Jour après jour, j’appris à me débrouiller seule. J’étais curieuse et m’intéressais à tout, observant les grands et les copiant. C’est de cette manière que je sus monter des murs, poser du carrelage, peindre, tapisser, réparer un vélo, faire des terrassements et tricoter. Il n’y a que pour la cuisine que mon intérêt s’avérait tout relatif. Ma mémoire m’a toujours beaucoup aidée. Il y avait même parfois des choses qui me revenaient alors que j’étais persuadée de ne jamais les avoir vécues, comme si elles étaient en moi depuis toujours !
À chaque fois que j’étais malade, triste ou inquiète, je sentais au fond de moi une présence d’une infinie douceur, qui me sécurisait. Cette spiritualité, qui me portait déjà, était profondément ancrée, bien qu’en décalage complet avec les lois qu’il me fallait respecter sous peine de sanctions. Ces croyances étaient imposées par la famille, mais aussi par la religion, l’école et la société. Obéir ou être punie, être pieuse ou aller en enfer, tout reposait sur la peur. Peur de décevoir, peur de ne pas être à la hauteur, peur de mal faire, peur de l’autre, peur de ne pas être aimée, peur de l’échec.

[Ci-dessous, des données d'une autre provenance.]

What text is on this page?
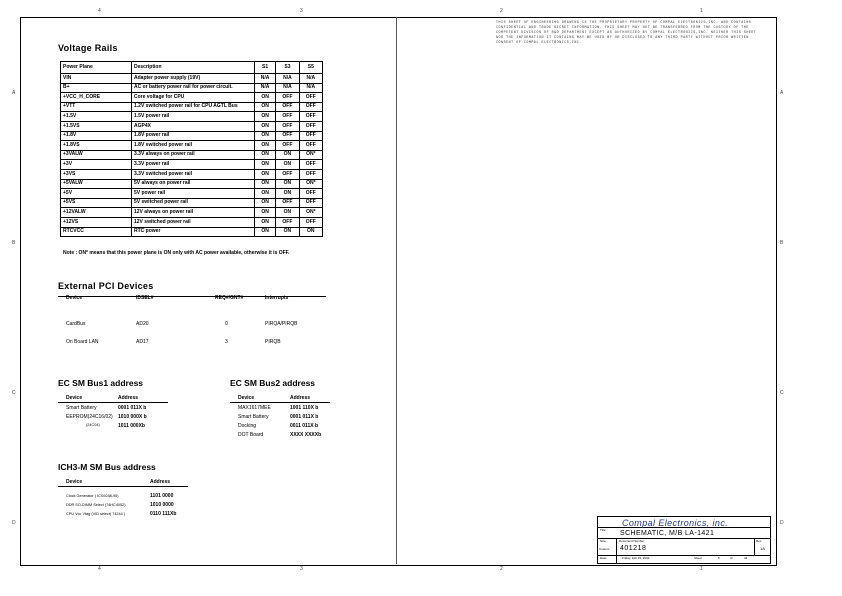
4	3	2	1
4	3	2	1
A
B
C
D
A
B
C
D
THIS SHEET OF ENGINEERING DRAWING IS THE PROPRIETARY PROPERTY OF COMPAL ELECTRONICS,INC. AND CONTAINS CONFIDENTIAL AND TRADE SECRET INFORMATION. THIS SHEET MAY NOT BE TRANSFERRED FROM THE CUSTODY OF THE COMPETENT DIVISION OF R&D DEPARTMENT EXCEPT AS AUTHORIZED BY COMPAL ELECTRONICS,INC. NEITHER THIS SHEET NOR THE INFORMATION IT CONTAINS MAY BE USED BY OR DISCLOSED TO ANY THIRD PARTY WITHOUT PRIOR WRITTEN CONSENT OF COMPAL ELECTRONICS,INC.
Voltage Rails
Power Plane	Description	S1	S3	S5
VIN	Adapter power supply (19V)	N/A	N/A	N/A
B+	AC or battery power rail for power circuit.	N/A	N/A	N/A
+VCC_H_CORE	Core voltage for CPU	ON	OFF	OFF
+VTT	1.2V switched power rail for CPU AGTL Bus	ON	OFF	OFF
+1.5V	1.5V power rail	ON	OFF	OFF
+1.5VS	AGP4X	ON	OFF	OFF
+1.8V	1.8V power rail	ON	OFF	OFF
+1.8VS	1.8V switched power rail	ON	OFF	OFF
+3VALW	3.3V always on power rail	ON	ON	ON*
+3V	3.3V power rail	ON	ON	OFF
+3VS	3.3V switched power rail	ON	OFF	OFF
+5VALW	5V always on power rail	ON	ON	ON*
+5V	5V power rail	ON	ON	OFF
+5VS	5V switched power rail	ON	OFF	OFF
+12VALW	12V always on power rail	ON	ON	ON*
+12VS	12V switched power rail	ON	OFF	OFF
RTCVCC	RTC power	ON	ON	ON
Note : ON* means that this power plane is ON only with AC power available, otherwise it is OFF.
External PCI Devices
Device	IDSEL#	REQ#/GNT#	Interrupts
CardBus	AD20	0	PIRQA/PIRQB
On Board LAN	AD17	3	PIRQB
EC SM Bus1 address
Device	Address
Smart Battery	0001 011X b
EEPROM(24C16/02) 1010 000X b
(24C04)	1011 000Xb
EC SM Bus2 address
Device	Address
MAX1617MEE	1001 110X b
Smart Battery	0001 011X b
Docking	0011 011X b
DOT Board	XXXX XXXXb
ICH3-M SM Bus address
Device	Address
Clock Generator ( ICS9248-95)	1101 0000
DDR SO-DIMM Select (74HC4052)	1010 0000
CPU Vcc Vtag (VID select) 74244 )	0110 111Xb
Compal Electronics, inc.
Title SCHEMATIC, M/B LA-1421
Size
Custom
Document Number
401218
Rev
1A
Date:	Friday, Feb 15, 2002	Sheet	5	of	44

Je finissais par les connaître toutes !
Alors, c’est tout naturellement que je me réfugiais auprès de cette force intérieure comme une enfant dans les bras de sa mère. J’avais l’impression, dans ces moments-là, que rien ne pouvait me toucher. J’étais en sécurité, quels que soient les événements extérieurs. Ce mécanisme, je l’ai rodé toute mon enfance et surtout à l’adolescence. Il faisait partie de moi. Il m’accompagnerait toute ma vie. Il faut dire qu’il présentait de nombreux avantages. Je pouvais continuer mes tâches et, lorsque la souffrance s’invitait, je plongeais dans ce petit coin de jardin intérieur.
Ce qui m’a beaucoup aidée également, c’était mon humour. Je transformais tout en rire, même ce qui était douloureux. Cette dérision fut, bien souvent, un important exutoire, me permettant ainsi de relativiser les choses.
J’étais très joyeuse et pleine de vie, très spontanée, allant facilement vers les autres, voire naïve, incapable de croire ou de penser que l’on puisse faire du mal volontairement. De ce fait, j’étais très vulnérable. J’avais une forte tendance à très vite accorder ma confiance, même aux étrangers, ne voyant en eux que leurs bons côtés.
Ainsi, jour après jour, je renforçais les murs de ma tour, consciemment ou inconsciemment, me sentant protégée par tout ce que je mettais en place pour survivre à mes peines. Je n’avais plus peur de rien. J’étais comme une princesse dans son château, préservée du monde extérieur, mais aussi privée de toute sortie. Je percevais l’extérieur du haut de mes remparts, ne laissant plus rien entrer, prisonnière de mes peurs.